Caleb Hanie, QB, CHI – Hanie was dreadful Sunday, averaging 4.8 YPA while taking four sacks and throwing three picks. He has now been intercepted three times in three of his four starts this season. His impressive performance during the second half of last year’s NFC Championship game clearly clouded the judgment of a Chicago team that should have addressed the backup quarterback position in the offseason. Chicago’s season is probably over, but the team will turn to Josh McCown now at quarterback. McCown can’t possibly be any worse, but he threw a pick during his two pass attempts in relief last week, hasn’t played much since 2007 and owns a career 6.2 YPA mark. And he will face the Packers coming off their first loss of the season.

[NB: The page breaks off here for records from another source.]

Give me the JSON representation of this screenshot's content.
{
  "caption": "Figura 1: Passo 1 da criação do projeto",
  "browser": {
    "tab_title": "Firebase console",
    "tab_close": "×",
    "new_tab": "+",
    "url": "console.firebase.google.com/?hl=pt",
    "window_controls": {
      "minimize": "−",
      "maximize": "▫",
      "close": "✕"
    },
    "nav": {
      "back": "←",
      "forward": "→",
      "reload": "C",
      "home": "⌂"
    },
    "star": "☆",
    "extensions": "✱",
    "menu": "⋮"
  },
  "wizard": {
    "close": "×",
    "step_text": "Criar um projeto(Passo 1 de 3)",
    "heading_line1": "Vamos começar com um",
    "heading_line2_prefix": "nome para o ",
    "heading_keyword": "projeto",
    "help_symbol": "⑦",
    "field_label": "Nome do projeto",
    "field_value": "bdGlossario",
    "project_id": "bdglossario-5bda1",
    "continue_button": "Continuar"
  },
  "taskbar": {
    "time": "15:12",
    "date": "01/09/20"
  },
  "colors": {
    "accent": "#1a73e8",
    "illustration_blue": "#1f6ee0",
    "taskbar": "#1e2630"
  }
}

Johnny Knox, WR, CHI – Knox suffered a season-ending back injury Sunday in what looked like one of the more gruesome hits of the year, bending his body in a position that would be described as anything but natural. The good news is that there should be no long-term effects, which wasn’t initially clear when he left the stadium in a gurney. Knox will likely be back next year with the Bears, but the team should upgrade their receiving corps during the offseason. Moreover, in the short-term, teammate Marion Barber is losing plenty of touches to Khalil Bell, and in an offense that struggles to reach the red zone, his fantasy value is minimal even as the designated goalline back.
Ben Roethlisberger, QB, PIT – Roethlisberger predictably played though his ankle injury Monday night but was clearly hampered by it, resulting in zero touchdowns and four turnovers. He later said he didn’t do any further damage to his ankle, but it sounds like there’s a real chance he sits out Week 15 in what appears to be an easily winnable home game against the Rams. Charlie Batch would get the start, but Roethlisberger’s absence would also mean a downgrade for Antonio Brown and Mike Wallace.